Angel Drainer initiated the attack at 6:40 a.m. on February 12 by deploying a malicious Safe (formerly Gnosis Safe) vault contract, according to a blockchain security firm Blockaid’s February 13 X post.
Following the signature of 128 accounts on a “Permit2” transaction on the Safe Vault contract, $403,000 in funds was stolen.
Blockaid stated that the swindle artists utilized a Safe Vault contract to create a “false sense of security,” given that Etherscan verifies the contract’s legitimacy automatically by appending a verification flag.
Blockaid emphasized that its user base had not been “significantly impacted” and that the incident was not a direct assault on Safe. In addition to notifying Safe of the assault, the security firm stated it was attempting to prevent additional damage.
“This is not an attack on Safe […] rather they decided to use this Safe vault contract because Etherscan automatically adds a verification flag to Safe contracts, which can provide a false sense of security as it’s unrelated to validating whether or not the contract is malicious.”
Despite operating for only twelve months, Angel Drainer has reportedly emptied more than $25 million from close to 35,000 wallets, according to a post on Blockaid’s X on February 5.
The EigenLayer restake farming attack and the $484,000 Ledger Connect Kit breach are two of the most notable attacks Angel Drainer has mounted recently.
Blockaid explained that in the restake farming attack, Angel Drainer implemented a malicious queueWithdrawal function that, after users sign, would withdraw staking rewards to an address specified by the attackers.
“Because this is a new kind of approval method, most security providers or internal security tooling does not parse and validate this approval type. So in most cases it’s marked as a benign transaction.”

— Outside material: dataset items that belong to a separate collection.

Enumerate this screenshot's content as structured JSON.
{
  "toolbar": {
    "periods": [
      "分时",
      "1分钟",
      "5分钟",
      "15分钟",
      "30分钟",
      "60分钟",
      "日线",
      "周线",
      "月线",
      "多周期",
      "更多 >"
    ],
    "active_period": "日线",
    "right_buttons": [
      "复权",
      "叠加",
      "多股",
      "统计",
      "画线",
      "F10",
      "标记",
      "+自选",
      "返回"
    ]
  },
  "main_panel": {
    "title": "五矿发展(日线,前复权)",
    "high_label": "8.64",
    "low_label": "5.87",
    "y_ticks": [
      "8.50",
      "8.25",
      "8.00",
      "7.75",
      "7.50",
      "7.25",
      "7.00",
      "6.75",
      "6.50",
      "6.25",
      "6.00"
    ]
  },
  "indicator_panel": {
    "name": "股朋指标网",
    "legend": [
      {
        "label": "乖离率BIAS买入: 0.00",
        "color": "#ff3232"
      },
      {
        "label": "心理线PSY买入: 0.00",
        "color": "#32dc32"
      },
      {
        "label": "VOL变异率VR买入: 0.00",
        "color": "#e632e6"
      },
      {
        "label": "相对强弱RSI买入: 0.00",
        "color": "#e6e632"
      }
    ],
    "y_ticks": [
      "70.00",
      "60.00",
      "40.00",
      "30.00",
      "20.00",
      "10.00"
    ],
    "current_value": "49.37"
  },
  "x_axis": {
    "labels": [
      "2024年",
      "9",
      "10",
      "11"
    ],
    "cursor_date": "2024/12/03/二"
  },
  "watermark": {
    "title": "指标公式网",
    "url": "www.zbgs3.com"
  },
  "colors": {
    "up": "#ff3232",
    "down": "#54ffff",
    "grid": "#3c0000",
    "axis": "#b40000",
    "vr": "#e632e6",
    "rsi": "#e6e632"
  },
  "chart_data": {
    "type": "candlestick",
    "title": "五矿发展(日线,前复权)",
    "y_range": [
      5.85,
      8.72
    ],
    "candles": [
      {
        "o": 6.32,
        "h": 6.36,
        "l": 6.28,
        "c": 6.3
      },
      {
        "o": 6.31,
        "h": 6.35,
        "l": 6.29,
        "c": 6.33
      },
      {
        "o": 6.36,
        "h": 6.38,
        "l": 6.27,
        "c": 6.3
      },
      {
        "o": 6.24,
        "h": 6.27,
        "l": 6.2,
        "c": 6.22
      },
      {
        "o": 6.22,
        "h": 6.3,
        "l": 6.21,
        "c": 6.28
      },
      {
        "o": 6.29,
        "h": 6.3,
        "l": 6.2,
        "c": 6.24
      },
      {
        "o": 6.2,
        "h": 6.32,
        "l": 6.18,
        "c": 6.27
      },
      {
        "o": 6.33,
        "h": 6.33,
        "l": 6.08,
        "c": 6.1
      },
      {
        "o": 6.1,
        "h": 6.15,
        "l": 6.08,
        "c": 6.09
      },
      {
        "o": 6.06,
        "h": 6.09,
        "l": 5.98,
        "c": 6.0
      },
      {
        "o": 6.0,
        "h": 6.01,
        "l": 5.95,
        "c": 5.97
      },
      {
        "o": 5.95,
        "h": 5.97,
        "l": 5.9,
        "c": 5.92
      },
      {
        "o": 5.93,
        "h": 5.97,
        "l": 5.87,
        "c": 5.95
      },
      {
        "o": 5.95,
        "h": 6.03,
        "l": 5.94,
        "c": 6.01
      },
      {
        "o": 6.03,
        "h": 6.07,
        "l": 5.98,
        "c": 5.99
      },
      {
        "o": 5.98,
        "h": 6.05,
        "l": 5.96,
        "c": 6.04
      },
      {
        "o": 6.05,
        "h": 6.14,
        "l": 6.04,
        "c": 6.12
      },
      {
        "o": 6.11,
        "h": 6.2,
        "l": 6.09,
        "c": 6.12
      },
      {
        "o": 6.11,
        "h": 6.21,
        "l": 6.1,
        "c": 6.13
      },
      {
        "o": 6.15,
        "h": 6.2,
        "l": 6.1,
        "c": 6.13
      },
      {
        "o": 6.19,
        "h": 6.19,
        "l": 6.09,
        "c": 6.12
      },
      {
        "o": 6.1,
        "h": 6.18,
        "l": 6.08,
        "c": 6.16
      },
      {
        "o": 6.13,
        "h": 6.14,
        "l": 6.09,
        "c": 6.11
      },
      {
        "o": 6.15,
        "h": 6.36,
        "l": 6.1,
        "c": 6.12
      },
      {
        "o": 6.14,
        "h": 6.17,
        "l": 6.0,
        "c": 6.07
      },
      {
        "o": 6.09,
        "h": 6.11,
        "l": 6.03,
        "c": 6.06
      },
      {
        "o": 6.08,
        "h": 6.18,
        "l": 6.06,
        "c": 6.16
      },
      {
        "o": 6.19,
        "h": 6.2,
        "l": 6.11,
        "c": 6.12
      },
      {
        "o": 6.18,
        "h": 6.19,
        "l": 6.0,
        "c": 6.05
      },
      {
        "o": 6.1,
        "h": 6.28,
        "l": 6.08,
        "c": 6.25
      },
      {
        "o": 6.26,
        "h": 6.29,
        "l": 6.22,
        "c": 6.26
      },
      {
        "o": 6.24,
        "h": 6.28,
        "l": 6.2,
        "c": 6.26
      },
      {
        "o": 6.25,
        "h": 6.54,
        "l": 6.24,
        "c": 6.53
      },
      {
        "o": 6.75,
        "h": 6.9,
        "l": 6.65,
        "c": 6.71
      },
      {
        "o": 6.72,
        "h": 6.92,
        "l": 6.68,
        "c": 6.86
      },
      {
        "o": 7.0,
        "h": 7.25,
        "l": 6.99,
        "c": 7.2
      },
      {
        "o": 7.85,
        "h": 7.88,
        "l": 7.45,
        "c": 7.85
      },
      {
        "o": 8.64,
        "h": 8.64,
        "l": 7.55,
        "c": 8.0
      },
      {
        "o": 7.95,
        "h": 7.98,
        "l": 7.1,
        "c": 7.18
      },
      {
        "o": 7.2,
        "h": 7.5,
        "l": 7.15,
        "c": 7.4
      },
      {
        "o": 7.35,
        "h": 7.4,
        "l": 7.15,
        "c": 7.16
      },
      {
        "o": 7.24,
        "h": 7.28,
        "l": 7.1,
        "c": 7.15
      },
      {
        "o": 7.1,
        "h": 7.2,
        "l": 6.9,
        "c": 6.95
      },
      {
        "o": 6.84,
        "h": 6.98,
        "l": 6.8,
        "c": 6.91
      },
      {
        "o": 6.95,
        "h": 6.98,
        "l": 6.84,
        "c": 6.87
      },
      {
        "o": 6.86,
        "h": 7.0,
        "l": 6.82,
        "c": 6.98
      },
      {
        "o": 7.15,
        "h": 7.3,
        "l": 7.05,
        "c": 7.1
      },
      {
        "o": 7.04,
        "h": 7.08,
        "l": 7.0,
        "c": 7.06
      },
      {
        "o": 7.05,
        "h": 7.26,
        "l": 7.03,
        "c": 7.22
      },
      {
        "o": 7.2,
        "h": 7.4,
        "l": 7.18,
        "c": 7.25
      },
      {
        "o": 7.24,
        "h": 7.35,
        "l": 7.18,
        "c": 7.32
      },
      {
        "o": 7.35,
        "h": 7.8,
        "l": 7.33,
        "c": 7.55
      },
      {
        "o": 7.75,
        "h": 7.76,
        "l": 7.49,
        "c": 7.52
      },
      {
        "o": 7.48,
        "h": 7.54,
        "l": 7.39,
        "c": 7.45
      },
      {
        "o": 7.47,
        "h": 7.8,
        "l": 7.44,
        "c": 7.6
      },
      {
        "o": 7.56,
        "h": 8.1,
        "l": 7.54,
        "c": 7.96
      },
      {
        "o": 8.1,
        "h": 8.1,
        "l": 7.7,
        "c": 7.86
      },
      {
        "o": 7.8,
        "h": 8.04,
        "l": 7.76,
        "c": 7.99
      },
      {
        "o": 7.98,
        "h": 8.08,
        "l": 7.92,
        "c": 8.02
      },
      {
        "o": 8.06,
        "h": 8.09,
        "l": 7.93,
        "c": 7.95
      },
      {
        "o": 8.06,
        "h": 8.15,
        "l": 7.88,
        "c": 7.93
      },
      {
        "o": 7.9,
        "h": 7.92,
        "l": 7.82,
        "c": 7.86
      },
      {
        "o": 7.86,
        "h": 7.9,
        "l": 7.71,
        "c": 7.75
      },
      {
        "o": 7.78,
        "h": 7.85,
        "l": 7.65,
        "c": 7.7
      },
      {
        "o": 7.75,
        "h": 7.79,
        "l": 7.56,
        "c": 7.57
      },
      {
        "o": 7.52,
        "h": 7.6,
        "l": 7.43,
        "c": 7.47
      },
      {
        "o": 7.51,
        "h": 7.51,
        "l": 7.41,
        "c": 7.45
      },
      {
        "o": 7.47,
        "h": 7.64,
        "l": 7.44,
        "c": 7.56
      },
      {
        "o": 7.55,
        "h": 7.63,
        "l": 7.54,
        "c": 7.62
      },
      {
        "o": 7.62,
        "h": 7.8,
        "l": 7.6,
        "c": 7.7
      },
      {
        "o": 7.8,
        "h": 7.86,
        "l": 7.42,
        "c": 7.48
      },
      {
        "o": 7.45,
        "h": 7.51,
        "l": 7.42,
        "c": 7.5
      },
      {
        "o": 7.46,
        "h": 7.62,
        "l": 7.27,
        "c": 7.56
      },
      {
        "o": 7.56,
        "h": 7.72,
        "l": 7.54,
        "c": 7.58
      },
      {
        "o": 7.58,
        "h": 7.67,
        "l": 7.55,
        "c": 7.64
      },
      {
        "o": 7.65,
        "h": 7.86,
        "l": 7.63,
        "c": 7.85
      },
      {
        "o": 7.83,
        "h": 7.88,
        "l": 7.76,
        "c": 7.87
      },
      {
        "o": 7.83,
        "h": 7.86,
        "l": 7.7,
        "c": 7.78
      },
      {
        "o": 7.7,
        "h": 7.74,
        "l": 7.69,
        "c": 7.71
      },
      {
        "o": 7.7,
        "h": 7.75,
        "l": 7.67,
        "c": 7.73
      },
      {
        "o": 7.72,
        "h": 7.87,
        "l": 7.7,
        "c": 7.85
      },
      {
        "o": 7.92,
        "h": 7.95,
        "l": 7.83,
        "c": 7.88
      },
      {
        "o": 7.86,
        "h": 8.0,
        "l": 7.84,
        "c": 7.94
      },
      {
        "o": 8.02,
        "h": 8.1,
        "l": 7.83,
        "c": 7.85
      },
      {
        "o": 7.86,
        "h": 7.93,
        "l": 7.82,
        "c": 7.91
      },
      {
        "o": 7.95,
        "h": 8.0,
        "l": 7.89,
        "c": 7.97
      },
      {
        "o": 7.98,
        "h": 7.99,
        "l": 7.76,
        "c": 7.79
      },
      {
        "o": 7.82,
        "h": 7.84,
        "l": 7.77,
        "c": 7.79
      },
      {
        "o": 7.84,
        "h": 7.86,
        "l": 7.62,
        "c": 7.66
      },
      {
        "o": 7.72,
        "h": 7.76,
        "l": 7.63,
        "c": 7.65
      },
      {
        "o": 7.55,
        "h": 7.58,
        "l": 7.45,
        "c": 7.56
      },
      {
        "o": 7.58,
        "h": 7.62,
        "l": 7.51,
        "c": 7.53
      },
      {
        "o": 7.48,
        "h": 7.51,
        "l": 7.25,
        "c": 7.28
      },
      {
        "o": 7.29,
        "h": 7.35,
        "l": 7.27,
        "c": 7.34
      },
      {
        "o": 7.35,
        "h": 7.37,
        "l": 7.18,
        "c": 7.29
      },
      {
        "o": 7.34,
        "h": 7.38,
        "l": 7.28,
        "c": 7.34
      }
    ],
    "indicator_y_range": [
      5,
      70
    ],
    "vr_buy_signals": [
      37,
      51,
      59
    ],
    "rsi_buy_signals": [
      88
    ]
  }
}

Scam Sniffer, a Web3 scam tracker, reports that in January, an estimated 40,000 users across various platforms, including OpenSea, Optimism, zkSync, Manta Network, and SatoshiVM, unfortunately, encountered phishing assaults, resulting in a cumulative loss of $55 million.
The amount is projected to exceed the $295 million recorded in 2023, as stated in the 2023 Wallet Drainers Report by Scam Sniffer.